Nota: Este breve relato está basado en un acontecimiento que mi papá vio cuando era un niño. Me contó cómo no pudo dejar de recordarlo como atemorizante y desolador hasta el día de hoy.
Todos estaban amontonados entre sí, curioseando con la mirada. Apoyaban los manos sobre los hombros de los demás, mientras sus mentones apuntaban hacia el cielo de la noche para echar ojeadas al enorme camión volcado.
El niño, quien se había acercado con el grupo de su barrio en bicicleta, no podía ver lo que pasaba más allá de la multitud. Fueron nada más que las sirenas de la ambulancia y de los bomberos las que le hicieron advertir que algo había ocurrido. A pesar de ser alto, para Enrique era inútil intentar ver por encima del resto. La única forma de divisar algo fue agachándose para mirar entre los pies de las personas, esperando que no lo pisaran. Solo se veían más pies del otro lado, pies de policías. Era clara también la presencia del camión, sin olvidar los gritos de desesperación y desahogo.
Mientras seguía entre la multitud, el niño fue empujado fuertemente hacia un costado. Luego, de un momento a otro, todos se habían girado hacia la izquierda, avanzando hasta las cintas de precaución que les impedían continuar.
Empezaron todos a decir: “¿Eso es un cadáver?”; otros comentaban: “Morirá si no lo es”. Así parecía. El hombre ya no era una persona, era un simple acumulo de tripas sobre la bolsa aún abierta.

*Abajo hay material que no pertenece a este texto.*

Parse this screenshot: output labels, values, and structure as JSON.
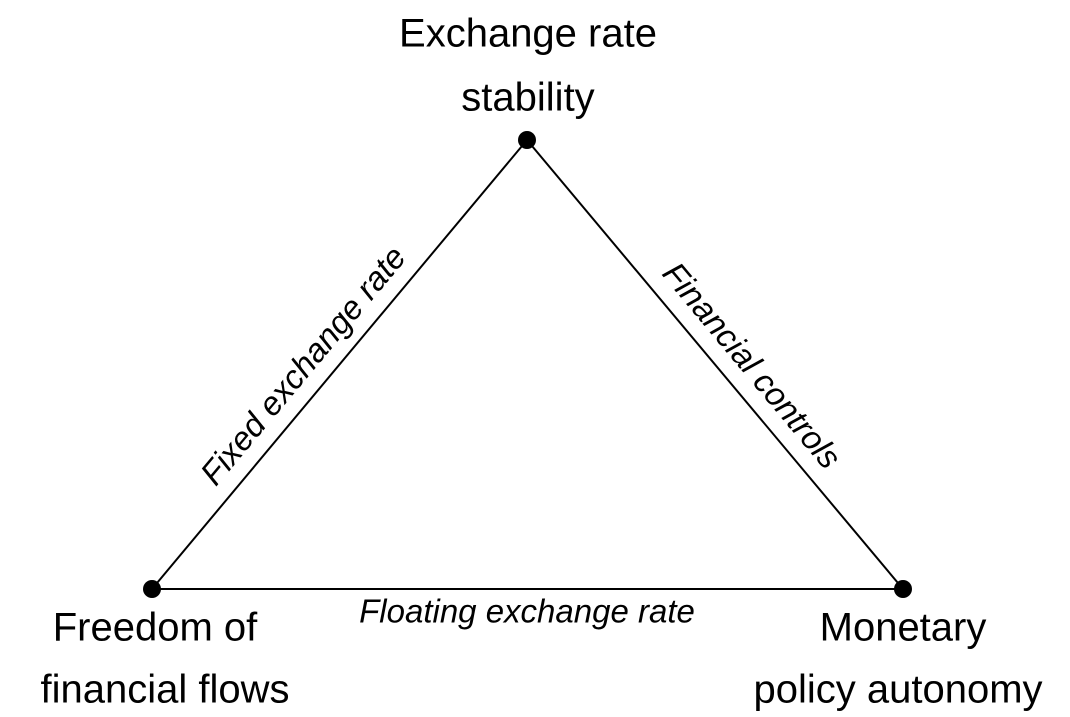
{
  "nodes": [
    {
      "label": [
        "Exchange rate",
        "stability"
      ]
    },
    {
      "label": [
        "Freedom of",
        "financial flows"
      ]
    },
    {
      "label": [
        "Monetary",
        "policy autonomy"
      ]
    }
  ],
  "edges": [
    {
      "label": "Fixed exchange rate"
    },
    {
      "label": "Financial controls"
    },
    {
      "label": "Floating exchange rate"
    }
  ]
}
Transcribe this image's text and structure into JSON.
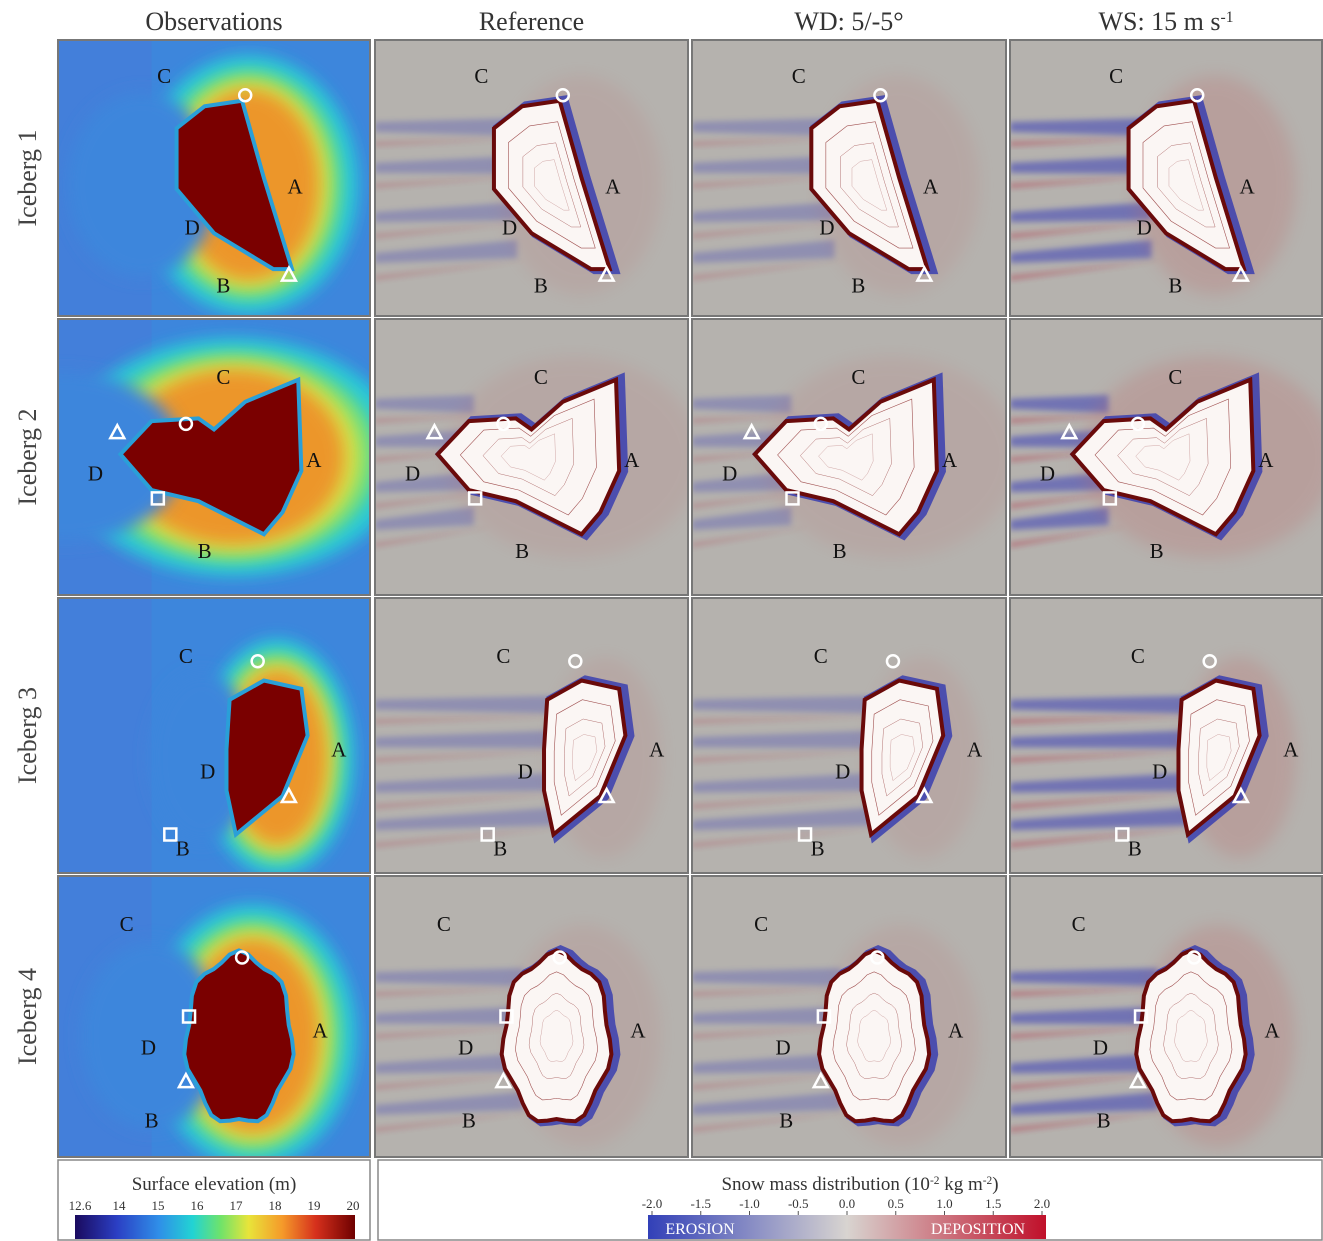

Su cara ya no dejaba apreciar lo que habían sido sus rasgos faciales. Su cráneo estaba abierto en la parte delantera, dejando expuesto al aire parte de su cerebro. Lo demás parecía haber sido aplastado bruscamente, como un globo reventado relleno de sangre y huesos. Aquello era un mar rojo.
Quienes llevaban la camilla cubrieron el cadáver en cuanto llegaron al camión de la ambulancia para subirlo. Sin embargo, el horror continuaba; se sentía en el aire, como si tuviese aroma y sonido. La muchedumbre volvió al lugar en donde se encontraba al inicio. Un nuevo espectáculo empezaba para la audiencia.
Dos, cuatro, dos. Así se conformaban los neumáticos del camión. Un par de ruedas adelante, otro par atrás y en el medio cuatro en total. Estas venían con una porción generosa de sangre, la cual goteaba sin cesar y se desparramaba por la calle. Si se levantaba la vista, podía verse un brazo y medio rostro sobresaliendo entre las gomas.
Y ahí Enrique la vio. Fijó sus ojos en los suyos. No habían más gritos ni alaridos que provinieran de su boca, tan solo lágrimas que se mezclaban con la sangre. Y apenas había espacio para ellas, porque el concentrador de oxígeno cubría casi toda la mitad del rostro; la otra mitad estaba atrapada entre las ruedas.
Pero solo bastó con ver sus ojos. Ellos le estaban contando toda una vida, un pasado, una historia. Un futuro perdido que no iba a ser más que una incógnita. Él sabía que aún le faltaba vida que vivir, que todavía no era su hora. Cuando cruzaron miradas vio desesperación, ira. ¿Por qué a mí?, seguro se estaría preguntando. ¿Acaso este era mi destino? ¿Así, toda destrozada, va a ser mi final?
Me faltan cosas por hacer, ver y sentir. No pude despedirme de nadie, todo fue en un instante. Habré sido una basura en el pasado pero quiero cambiar, tengo aun cosas por arreglar. Me he equivocado ¿Será por eso que merezco este infierno?
-No- le dijo Enrique desde el borde de la calle, mientras mantenían sus ojos clavados los unos con los del otro. Entonces ella cerró los suyos con una última lágrima.